Essentially, if your application utilizes different third-party services to implement a significant part of your business logic, you can probably consider it a serverless application. But the second part of Fowler’s definition, the mention of FaaS, is much more interesting. And the launch of AWS Lambda in 2015 was a real breakthrough in application development.
AWS Lambda
AWS Lambda is a service that runs code in response to different events happening across the whole application. Everything except the code itself is managed and provided by AWS: availability, auto-scaling, and software and hardware maintenance. Cost is also an advantage because you’re billed in accordance with the “pay-as-you-go” model. This means that you never pay for idle time, but rather, for the amount of invocations and the execution time of your function (rounded to 100ms). No activity means no bill.
In this context, “function” means a piece of code responsible for a particular functionality of an application, packaged together with all its necessary dependencies and uploaded to AWS. The main purpose of this code is to handle a particular type of incoming event with an action (e.g., save or retrieve data from the database), and then exit properly, with or without response.
The variety of events that can trigger the functions is really impressive: HTTP requests via API Gateway, changes to the files in Amazon S3, Amazon SNS messages, or even updates in Amazon DynamoDB tables. There are many more examples in the official documentation.
Limitations of AWS Lambda
AWS has a few limitations, but all of them are fundamental. The first is execution environment and supported languages. Lambda natively supports Java, Go, PowerShell, Node.js, C#, Python, and Ruby. Honestly, you can run almost everything on Lambda, as underneath it is just a Linux Container. However, be ready for some tricky situations. For example, any binaries that will be used inside a Lambda function must first be compiled in the same environment.

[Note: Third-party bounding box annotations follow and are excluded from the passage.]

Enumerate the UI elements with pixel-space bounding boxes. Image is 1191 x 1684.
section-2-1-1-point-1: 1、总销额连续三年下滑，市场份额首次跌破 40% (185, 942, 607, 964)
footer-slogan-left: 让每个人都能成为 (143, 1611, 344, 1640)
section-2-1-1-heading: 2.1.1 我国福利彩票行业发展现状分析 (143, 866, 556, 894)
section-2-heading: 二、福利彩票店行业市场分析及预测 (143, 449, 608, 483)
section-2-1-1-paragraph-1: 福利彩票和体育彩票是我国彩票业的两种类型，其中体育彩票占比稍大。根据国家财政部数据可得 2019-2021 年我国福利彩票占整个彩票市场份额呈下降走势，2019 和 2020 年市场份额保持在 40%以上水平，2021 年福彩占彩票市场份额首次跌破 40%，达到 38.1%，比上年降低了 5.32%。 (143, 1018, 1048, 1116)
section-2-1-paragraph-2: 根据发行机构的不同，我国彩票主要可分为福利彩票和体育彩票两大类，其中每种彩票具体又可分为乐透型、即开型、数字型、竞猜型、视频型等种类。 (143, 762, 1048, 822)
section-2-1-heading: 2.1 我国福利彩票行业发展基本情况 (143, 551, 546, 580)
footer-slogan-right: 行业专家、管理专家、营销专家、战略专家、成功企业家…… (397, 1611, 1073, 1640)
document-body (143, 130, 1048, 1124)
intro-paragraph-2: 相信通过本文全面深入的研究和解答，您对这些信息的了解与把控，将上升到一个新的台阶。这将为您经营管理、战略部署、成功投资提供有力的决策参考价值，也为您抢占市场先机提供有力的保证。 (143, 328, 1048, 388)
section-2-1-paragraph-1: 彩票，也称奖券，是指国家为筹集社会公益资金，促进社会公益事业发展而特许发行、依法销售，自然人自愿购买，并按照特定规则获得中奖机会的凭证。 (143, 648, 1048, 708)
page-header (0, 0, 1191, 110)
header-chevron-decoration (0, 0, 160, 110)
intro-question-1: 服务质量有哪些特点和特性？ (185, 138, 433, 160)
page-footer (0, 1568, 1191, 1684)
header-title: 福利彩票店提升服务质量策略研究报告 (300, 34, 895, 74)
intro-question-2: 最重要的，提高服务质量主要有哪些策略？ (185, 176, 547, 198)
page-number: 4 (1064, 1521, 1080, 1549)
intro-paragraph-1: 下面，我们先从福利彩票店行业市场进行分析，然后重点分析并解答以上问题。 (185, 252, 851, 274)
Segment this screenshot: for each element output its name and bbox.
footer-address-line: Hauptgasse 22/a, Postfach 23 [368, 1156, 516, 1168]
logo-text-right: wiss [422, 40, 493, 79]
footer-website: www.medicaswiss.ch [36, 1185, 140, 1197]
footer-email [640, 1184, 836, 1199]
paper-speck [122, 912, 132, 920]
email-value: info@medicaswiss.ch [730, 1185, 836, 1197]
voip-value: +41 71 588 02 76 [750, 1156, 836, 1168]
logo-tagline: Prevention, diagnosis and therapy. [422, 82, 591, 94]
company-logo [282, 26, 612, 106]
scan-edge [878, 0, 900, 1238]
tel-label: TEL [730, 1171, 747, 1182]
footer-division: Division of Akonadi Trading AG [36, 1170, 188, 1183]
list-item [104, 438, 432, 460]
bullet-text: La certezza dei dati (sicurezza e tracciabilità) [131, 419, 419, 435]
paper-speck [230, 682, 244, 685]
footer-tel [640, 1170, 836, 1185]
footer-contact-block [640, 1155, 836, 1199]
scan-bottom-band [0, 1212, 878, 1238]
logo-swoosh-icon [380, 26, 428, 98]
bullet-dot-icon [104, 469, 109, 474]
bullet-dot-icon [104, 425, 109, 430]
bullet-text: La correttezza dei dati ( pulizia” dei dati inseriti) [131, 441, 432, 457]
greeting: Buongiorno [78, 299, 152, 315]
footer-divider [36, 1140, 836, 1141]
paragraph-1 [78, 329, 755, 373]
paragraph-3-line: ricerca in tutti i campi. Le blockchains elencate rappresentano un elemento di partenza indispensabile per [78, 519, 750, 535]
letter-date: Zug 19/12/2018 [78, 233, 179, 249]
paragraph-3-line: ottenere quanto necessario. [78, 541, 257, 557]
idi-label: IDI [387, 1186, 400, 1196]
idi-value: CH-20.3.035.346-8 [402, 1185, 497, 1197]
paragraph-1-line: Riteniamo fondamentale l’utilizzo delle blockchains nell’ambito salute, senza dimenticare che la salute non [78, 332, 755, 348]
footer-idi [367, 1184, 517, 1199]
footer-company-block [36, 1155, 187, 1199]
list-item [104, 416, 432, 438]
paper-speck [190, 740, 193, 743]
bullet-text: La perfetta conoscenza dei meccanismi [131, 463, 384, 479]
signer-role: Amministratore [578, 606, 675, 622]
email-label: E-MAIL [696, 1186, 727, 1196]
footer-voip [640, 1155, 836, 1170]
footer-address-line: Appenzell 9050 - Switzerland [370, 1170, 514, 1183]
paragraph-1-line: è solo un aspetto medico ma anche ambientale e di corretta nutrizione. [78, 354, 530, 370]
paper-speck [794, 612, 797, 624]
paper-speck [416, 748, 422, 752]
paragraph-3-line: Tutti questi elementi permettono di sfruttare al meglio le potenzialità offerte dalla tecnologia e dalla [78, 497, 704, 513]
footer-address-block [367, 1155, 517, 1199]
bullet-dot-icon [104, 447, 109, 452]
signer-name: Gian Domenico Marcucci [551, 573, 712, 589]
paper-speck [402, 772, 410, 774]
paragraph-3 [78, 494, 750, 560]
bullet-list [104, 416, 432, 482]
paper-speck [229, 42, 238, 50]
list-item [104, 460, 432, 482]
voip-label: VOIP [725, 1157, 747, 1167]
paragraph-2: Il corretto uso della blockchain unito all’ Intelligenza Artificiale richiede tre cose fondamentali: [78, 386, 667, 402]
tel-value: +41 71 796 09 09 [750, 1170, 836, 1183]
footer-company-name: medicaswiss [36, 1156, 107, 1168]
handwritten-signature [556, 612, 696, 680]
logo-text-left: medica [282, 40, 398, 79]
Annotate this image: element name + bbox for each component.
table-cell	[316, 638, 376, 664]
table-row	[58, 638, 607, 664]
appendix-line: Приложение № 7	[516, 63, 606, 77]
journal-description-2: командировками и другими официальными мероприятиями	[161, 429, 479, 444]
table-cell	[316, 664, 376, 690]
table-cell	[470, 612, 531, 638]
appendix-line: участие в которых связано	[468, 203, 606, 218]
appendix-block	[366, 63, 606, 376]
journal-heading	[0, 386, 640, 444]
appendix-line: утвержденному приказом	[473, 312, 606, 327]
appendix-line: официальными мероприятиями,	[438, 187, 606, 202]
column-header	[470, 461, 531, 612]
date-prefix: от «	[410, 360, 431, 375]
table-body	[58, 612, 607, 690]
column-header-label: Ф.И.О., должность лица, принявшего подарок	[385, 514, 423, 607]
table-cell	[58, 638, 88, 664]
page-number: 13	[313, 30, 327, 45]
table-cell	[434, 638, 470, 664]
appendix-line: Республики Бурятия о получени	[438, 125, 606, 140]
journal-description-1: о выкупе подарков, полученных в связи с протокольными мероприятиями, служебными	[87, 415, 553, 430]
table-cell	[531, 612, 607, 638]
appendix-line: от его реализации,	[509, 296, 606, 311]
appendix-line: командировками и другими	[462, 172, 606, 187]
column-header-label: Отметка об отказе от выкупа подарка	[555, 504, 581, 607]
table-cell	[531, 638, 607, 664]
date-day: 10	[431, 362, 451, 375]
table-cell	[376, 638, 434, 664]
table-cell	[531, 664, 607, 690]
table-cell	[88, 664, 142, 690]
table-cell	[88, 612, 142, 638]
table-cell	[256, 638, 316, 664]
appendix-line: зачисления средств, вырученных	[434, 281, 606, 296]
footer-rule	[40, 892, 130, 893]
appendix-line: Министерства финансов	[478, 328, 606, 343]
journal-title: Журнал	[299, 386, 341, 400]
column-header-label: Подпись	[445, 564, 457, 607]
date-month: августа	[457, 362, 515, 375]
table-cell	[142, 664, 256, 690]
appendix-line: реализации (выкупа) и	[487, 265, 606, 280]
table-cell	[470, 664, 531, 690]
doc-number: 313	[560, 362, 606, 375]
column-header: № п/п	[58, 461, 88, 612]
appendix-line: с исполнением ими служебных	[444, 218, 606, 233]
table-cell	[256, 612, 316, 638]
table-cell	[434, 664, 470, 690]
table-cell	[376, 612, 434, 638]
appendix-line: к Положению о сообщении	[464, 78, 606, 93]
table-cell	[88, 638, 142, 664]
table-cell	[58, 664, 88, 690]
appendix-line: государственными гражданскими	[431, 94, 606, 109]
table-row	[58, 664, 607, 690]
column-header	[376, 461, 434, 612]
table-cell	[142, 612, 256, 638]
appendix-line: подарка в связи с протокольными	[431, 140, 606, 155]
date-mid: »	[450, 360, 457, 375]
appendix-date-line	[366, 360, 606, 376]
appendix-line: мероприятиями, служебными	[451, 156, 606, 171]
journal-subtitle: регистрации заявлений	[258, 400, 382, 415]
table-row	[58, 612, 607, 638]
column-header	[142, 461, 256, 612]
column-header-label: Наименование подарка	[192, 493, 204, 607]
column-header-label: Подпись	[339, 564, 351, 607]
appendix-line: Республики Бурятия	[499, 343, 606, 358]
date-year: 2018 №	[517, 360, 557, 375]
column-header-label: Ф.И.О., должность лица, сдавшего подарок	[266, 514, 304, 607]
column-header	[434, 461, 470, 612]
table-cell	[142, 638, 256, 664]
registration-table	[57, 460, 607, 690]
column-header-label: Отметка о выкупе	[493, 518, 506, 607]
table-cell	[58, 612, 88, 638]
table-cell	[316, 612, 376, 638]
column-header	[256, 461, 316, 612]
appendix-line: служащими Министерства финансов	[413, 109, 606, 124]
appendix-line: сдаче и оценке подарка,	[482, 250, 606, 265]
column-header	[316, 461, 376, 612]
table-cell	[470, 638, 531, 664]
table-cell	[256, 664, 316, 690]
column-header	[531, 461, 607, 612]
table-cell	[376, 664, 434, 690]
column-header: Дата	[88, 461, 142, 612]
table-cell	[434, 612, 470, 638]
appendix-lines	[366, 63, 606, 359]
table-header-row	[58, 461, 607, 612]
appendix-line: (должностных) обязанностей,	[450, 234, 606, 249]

Also, the current maximum execution time of one function is 900 seconds (15 minutes). That means that long computing processes need some special approaches, such as splitting a job into multiple smaller pieces, invocating the function again with the same job and information about the previous invocation progress, or just using separate tools and services.
Next, remember that functions are invoked in ephemeral stateless containers, so developers should never rely on data from a previous invocation. Each container has a 512MB memory in the /tmp folder, but it should only be used for processing files related to that particular invocation. AWS is fully responsible for scaling resources, which means that those “containers” can disappear with all the data inside.